And without the nature reserves erected over the past half-century, more would be gone.
“Conservation is working, there is just not enough of it,” says study author Ana Rodrigues of France‘s Centre d’Ecologie Fonctionnelle et Evolutive. “Now is the time to scale up conservation.”
The five-decade survey of the extinction status of 25,780 vertebrate species, roughly half of all backboned animals, was released by the journal Science. Led by Michael Hoffmann of the United Nations Environment Programme, the results find that almost one-fifth of those species are threatened with extinction (from 13% of birds to 41% of amphibians) — meaning either there are fewer than 50 individuals left, or the species’ chances of extinction are 50% or greater within 10 years. The declines are mostly tied to expanding farmland, overlogging, overfishing and competition from invasive species.
Another 52 vertebrate species move closer to extinction in a typical year.

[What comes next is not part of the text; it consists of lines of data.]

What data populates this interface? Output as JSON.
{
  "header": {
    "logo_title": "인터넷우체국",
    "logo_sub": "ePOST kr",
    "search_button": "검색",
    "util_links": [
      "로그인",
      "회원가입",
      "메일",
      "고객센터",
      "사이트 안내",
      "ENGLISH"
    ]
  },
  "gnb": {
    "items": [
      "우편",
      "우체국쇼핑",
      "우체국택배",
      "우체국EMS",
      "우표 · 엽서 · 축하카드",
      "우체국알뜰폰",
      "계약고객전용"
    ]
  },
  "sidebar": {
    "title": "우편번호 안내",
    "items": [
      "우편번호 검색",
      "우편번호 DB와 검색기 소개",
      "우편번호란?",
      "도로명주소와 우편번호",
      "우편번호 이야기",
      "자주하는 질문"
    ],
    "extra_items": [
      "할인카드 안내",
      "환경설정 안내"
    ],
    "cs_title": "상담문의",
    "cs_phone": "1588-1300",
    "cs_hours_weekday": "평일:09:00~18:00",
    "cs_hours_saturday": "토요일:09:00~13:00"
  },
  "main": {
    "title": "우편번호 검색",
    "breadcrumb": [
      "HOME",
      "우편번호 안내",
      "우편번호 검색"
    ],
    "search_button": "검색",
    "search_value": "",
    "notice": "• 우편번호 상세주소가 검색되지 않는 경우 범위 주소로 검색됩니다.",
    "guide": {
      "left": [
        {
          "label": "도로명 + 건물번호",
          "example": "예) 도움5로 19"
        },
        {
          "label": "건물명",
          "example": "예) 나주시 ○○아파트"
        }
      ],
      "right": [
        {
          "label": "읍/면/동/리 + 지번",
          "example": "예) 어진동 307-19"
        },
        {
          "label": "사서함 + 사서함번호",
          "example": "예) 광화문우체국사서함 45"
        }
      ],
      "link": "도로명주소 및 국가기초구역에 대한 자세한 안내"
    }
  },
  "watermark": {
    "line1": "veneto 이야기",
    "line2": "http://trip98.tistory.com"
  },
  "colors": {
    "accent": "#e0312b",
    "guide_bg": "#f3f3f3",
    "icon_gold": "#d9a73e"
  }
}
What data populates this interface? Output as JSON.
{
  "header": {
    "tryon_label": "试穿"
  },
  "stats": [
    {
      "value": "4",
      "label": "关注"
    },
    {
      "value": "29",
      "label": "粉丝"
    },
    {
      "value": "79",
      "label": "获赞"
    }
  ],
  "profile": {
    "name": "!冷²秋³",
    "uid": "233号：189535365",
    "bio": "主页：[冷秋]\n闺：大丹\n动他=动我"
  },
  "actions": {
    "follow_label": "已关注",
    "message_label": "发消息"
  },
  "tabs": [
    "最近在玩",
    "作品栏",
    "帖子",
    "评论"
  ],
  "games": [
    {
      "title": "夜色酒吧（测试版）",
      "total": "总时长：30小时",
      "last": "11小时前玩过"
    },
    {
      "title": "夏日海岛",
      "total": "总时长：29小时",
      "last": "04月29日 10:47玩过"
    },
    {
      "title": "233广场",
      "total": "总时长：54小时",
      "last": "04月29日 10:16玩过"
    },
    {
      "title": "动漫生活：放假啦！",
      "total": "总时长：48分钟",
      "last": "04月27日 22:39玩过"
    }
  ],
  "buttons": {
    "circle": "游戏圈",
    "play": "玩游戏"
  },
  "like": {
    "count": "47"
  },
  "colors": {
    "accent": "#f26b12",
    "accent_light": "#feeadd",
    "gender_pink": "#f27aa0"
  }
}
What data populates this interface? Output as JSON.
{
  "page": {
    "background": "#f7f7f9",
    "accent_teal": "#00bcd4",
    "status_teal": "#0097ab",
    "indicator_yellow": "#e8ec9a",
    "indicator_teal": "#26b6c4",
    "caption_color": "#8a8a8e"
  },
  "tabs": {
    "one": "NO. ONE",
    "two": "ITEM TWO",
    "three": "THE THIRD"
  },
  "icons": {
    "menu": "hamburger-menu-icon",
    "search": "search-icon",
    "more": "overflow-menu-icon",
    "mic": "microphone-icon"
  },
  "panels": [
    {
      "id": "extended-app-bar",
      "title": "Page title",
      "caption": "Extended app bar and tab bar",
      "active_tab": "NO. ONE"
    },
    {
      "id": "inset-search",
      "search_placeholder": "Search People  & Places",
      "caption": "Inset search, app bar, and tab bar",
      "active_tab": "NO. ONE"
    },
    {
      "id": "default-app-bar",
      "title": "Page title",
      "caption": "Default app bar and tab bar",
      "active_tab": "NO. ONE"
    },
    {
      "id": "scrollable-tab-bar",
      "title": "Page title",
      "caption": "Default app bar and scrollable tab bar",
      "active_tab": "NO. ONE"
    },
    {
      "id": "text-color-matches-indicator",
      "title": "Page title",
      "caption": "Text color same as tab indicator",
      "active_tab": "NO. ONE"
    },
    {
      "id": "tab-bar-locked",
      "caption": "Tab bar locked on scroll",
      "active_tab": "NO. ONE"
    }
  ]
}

Simply by comparing 50-year population trends before and after conservation measures such as regulation and erection of preserves, however, the survey shows 18% more species would be threatened with extinction had the measures not been undertaken. Some success stories:
•Humpback whale. Now protected by whaling conventions, populations have recovered to around 80,000, from about 5,000 in the 1960s.
•California condor. Once numbering only 22, now more than 300 exist, thanks to captive breeding efforts.
•Przewalski’s Horse. Increased from 13 or 14 living in 1945 to more than 1,800 today.
“This is a really conservative estimate of conservation’s effects,” says ecologist Taylor Ricketts of the World Wildlife Fund in Washington, D.C.
“The extinction findings are in line with past reports, but finding a basic effectiveness for conservation worldwide is the bottom line news,” he says.
The results, being presented today at the 10th Conference of the Parties to the Convention on Biological Diversity (CBD), in Nagoya, Japan, mean that 193 nations have failed to meet a 1993 agreed-upon goal “to achieve by 2010 a significant reduction of the current rate of biodiversity loss at the global, regional and national level as a contribution to poverty alleviation and to the benefit of all life on Earth.” Representatives of those nations are at the meeting to discuss a new agreement on protecting species.
Economists estimate that biodiversity brings about $33 trillion in annual benefits worldwide to humanity, notes study co-author Stuart Butchart of the United Kingdom‘s BirdLife International, through cleaner water, pest consumption and other environmental benefits. “Money spent on conservation isn’t wasted, it’s cost-effective,” he says.